Backed by £1.2m in government funding, the collaboration aims to accelerate the development and commercialisation of new precision-bred wheat varieties designed to sustainably increase yield and resilience.
A joined‑up route from trait development to commercial fields
The project is led by Wild Bio, an Oxford University spinout combining AI‑enabled discovery with evolutionary biology to engineer novel crop traits. The company will work with KWS to integrate its proprietary traits into elite wheat germplasm, while Dyson Farming will generate real‑world performance data through large‑scale field deployment.
By designing the programme to run trait development, variety integration and commercial‑scale cultivation in parallel, Wild Bio aims to shorten the path to market and cut development costs. Field insights will feed directly back into the company’s discovery platform to accelerate iteration and reduce risk.
Three‑year development window, followed by national listing
Wild Bio CEO Dr. Ross Hendron told AgTechNavigator that the team is targeting more than 10% productivity gains, and has already seen 20%+ yield improvements in early engineered lines.
The consortium’s work will run for three years, by which time Hendron expects to have precision‑bred elite varieties ready for validation.
“At that stage we’d hope to proceed to national listing for commercial launch a couple of years after that to enable seed sales to begin for these particular varieties,” Hendron said.
That timeline places the first precision‑bred wheat varieties on the UK market in around five years.
The project is enabled by the Genetic Technology (Precision Breeding) Act 2023 and the 2025 Regulations, which came into force in November 2025 and allow the release and marketing of precision‑bred plants in England.
Partners see major productivity and sustainability upside
Dyson Farming’s head of research Richard Meredith said the collaboration could help reshape the future of UK wheat production: “By helping to translate cutting‑edge photosynthesis research into a commercially relevant wheat variety, we’re contributing to advances that could deliver real benefits for growers, the environment, and long‑term food security.”
Wild Bio anticipates environmental gains alongside yield improvements. Hendron noted that the company’s traits aim to capture and use solar energy more efficiently: “We have seen increases in yield with no changes to inputs needed. That means you can produce more food with the same resources, or the same amount of food with fewer resources. Creating those options for growers is an important win from a sustainability perspective.”
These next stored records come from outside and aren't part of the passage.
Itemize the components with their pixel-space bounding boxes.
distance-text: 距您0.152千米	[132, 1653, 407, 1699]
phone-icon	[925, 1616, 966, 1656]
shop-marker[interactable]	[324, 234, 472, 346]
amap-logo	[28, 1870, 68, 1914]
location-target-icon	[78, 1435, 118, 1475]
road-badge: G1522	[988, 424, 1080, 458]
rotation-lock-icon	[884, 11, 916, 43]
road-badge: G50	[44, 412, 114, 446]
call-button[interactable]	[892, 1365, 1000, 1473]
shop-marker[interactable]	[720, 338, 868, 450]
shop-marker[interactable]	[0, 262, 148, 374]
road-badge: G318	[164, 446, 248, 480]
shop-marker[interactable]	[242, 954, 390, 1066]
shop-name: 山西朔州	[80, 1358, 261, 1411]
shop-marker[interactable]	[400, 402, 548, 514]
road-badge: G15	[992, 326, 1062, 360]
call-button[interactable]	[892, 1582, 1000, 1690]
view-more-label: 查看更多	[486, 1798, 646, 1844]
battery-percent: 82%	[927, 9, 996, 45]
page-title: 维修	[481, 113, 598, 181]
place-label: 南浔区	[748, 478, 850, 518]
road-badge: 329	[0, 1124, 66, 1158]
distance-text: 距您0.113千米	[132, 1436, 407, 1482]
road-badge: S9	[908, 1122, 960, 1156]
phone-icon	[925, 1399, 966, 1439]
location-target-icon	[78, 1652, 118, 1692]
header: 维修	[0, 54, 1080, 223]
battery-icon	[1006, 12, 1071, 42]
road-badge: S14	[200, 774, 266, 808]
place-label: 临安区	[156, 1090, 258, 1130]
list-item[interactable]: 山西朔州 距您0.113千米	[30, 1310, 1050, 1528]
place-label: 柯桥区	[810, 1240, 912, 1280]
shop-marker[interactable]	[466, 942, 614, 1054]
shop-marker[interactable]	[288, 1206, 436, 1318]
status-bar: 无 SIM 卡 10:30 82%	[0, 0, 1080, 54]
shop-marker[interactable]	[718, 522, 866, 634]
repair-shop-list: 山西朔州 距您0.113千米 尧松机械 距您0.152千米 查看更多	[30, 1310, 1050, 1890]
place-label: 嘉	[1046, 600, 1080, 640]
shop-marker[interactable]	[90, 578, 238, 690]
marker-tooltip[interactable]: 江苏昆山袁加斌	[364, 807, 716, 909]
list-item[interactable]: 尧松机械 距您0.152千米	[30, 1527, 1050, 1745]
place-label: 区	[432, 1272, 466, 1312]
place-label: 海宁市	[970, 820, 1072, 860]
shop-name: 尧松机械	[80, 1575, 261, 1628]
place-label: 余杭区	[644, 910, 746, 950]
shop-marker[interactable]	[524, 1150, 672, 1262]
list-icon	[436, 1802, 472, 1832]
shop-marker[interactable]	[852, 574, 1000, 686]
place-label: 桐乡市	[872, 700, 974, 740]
Industry advisor Andrew Newby of Newby Partnerships also joins the collaboration. He said the project’s “simplicity” makes it compelling: yield gain is a universal requirement across the supply chain and central to improving sustainability.
Regulatory momentum beyond the UK
While the UK has already created a pathway for precision‑bred crops (in England at least), Hendron said alignment with other markets, especially Europe, remains the biggest uncertainty.
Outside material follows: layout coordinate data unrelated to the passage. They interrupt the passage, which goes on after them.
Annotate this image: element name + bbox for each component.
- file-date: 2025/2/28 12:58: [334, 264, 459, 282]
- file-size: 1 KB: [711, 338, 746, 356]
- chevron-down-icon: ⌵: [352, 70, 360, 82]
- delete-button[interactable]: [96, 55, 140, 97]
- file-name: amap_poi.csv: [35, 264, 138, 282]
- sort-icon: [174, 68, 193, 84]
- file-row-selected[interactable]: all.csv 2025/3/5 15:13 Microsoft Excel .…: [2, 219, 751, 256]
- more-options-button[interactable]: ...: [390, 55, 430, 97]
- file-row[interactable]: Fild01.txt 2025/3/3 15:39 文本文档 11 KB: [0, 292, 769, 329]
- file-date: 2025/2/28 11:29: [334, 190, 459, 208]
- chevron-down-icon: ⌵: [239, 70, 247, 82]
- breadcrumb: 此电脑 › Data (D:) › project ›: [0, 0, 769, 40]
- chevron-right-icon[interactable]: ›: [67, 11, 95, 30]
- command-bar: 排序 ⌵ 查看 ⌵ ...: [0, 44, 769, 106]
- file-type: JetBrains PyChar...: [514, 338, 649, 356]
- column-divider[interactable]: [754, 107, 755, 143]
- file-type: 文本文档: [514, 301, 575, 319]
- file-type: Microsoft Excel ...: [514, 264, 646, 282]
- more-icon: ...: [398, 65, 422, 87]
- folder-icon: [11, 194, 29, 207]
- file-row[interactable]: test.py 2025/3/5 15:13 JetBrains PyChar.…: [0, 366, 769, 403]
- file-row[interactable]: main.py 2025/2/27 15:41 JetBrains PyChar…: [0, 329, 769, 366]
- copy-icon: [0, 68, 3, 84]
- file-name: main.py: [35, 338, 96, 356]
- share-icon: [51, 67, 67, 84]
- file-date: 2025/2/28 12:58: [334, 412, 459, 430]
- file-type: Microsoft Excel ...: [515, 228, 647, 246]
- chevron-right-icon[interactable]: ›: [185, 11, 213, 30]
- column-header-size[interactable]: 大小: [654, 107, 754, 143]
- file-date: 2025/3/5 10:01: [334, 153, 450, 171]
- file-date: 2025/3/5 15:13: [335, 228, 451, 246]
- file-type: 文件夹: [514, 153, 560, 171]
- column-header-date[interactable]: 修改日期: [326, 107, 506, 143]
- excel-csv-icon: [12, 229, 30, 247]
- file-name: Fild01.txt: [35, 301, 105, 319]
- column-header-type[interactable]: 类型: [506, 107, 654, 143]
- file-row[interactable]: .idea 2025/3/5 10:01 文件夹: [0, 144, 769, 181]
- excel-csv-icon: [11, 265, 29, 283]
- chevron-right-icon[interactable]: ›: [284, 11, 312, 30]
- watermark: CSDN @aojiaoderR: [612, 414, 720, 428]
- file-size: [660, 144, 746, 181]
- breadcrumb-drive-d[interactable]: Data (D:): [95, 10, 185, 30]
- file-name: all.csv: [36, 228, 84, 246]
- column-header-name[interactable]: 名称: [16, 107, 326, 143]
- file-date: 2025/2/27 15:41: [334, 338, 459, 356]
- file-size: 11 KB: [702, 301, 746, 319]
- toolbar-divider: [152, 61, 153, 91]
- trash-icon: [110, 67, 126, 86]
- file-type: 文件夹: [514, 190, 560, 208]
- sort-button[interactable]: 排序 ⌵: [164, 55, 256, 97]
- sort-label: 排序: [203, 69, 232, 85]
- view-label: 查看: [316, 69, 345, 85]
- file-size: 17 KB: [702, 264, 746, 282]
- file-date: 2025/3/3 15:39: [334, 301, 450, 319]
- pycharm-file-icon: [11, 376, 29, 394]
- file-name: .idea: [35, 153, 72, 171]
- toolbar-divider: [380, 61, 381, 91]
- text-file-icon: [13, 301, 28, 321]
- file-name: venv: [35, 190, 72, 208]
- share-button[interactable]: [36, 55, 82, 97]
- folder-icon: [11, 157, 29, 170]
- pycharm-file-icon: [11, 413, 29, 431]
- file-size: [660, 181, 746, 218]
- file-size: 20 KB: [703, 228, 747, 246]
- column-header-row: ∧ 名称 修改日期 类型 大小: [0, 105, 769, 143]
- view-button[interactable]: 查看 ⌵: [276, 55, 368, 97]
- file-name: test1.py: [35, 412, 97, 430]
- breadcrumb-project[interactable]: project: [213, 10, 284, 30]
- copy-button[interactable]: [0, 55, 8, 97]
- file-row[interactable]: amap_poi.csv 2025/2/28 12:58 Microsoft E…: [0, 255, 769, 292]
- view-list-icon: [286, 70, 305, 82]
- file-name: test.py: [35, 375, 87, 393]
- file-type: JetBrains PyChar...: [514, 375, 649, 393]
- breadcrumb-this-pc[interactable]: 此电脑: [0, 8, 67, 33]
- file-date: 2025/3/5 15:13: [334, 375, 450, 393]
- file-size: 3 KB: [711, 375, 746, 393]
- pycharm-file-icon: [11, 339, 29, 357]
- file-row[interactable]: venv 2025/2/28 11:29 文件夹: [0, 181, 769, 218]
Momentum is building and the EU is expected to formally endorse its agreement on New Genomic Techniques (NGTs) in spring 2026. Hendron said he is optimistic that regulatory convergence will arrive during the project’s lifetime, helping unlock international scale.
Building farmer confidence in gene‑edited crops
The consortium also aims to support grower adoption. Hendron said partnering with Dyson Farming will help demonstrate the varieties’ performance across diverse conditions: “We’re keen to engage with growers and make sure we’re developing solutions that really deliver for them. Dyson brings a great network of farming operations that will allow us to bring these technologies to many growers for the first time and show they can deliver across a breadth of conditions to build confidence in this approach.”
The UK effort differs from Wild Bio’s recently announced soybean partnership in the Americas. While both follow a trait‑plus‑elite‑variety model, the wheat programme allows Wild Bio to take a more central role in developing fully new varieties.
“We have been developing complete R&D capabilities that span trait discovery through to product development and testing at Wild Bio,” Hendron said. “We can be a real driving force in delivering novel crops for the UK.”